I don't want to be trapped in this room anymore, this boat is making me sick. I cant breath. I'm starving, i haven't eaten in the past few days. I don't feel comfortable standing so close to the person next to me. The handcuffs are cutting my wrist and cutting my feet, my hands are starting to go numb. I hear screams of people who don't behave. I don't want that to be me. I stay quite and listen to all the noises of people crying. I wonder what my kids are going to think when they see im not home. I can see them now. All I'm hoping is that they don't ever have to go through the pain im going through right now. I think im starting to bleed, the guy on my right isn't moving, i think hes dead, the mom on my left is sobbing and praying to God that her kids are alright. And the little kids across from me and yelling mom, where are you?

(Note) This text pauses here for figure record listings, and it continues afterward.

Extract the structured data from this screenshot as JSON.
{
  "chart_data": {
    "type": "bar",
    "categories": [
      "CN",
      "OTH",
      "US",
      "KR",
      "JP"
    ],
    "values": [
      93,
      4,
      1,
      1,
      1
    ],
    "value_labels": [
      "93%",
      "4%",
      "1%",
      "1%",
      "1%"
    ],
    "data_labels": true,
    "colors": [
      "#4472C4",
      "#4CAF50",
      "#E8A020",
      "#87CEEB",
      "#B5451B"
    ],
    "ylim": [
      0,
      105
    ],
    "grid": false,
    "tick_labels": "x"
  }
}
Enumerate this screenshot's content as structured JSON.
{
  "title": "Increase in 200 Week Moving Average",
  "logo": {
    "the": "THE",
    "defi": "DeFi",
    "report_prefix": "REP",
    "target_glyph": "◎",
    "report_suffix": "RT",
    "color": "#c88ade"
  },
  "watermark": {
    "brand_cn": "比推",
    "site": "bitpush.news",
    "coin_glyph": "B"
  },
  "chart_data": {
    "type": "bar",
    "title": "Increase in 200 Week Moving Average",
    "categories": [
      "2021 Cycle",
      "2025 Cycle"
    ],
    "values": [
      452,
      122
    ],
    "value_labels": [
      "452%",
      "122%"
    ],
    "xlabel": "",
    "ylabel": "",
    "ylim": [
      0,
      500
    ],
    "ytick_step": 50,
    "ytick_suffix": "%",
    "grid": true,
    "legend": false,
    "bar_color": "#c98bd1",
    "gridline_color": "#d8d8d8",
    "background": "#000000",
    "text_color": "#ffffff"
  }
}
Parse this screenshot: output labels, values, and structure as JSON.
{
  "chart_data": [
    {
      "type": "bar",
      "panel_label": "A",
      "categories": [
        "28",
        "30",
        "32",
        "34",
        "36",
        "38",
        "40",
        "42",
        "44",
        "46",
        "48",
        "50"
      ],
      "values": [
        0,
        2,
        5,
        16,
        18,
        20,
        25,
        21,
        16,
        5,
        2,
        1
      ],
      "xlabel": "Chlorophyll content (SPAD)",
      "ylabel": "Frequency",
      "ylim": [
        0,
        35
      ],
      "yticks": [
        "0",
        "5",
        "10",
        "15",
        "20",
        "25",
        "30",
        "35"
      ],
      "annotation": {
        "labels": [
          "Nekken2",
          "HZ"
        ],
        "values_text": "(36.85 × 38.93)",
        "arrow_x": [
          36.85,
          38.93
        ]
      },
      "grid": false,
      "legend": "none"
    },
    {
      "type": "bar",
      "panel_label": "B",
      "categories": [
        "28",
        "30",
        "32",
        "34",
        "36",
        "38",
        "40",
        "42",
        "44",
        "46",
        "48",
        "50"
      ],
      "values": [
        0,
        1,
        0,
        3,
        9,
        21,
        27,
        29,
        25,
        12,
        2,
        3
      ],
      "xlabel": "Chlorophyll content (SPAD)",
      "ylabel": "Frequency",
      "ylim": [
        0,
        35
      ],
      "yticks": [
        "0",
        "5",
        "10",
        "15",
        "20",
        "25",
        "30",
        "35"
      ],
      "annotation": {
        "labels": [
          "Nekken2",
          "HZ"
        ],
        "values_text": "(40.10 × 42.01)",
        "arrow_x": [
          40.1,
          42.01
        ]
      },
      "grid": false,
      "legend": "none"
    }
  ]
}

I cant even imagine what they think. I don't think they know what the next years are going to be like....as a slave. As i'm standing here i here im trying to think of where they are taking us. I ask the person next to me, and right when i say that my owner comes in rips me outta my spot and drags me to the deck, i can finally breath, but not for long, he gets out the whip and starts to beat me. I'm in shock. I cry, and plead for help. He finally stops i get thrown back in. I'm still crying because of the wounds on my back they are throbbing, will they heal? will i ever get back home? will i be able to survive even to boat ride there? what will i eat? all these questions running threw my head and the only one i can answer is, am i ready to be a slave?...no.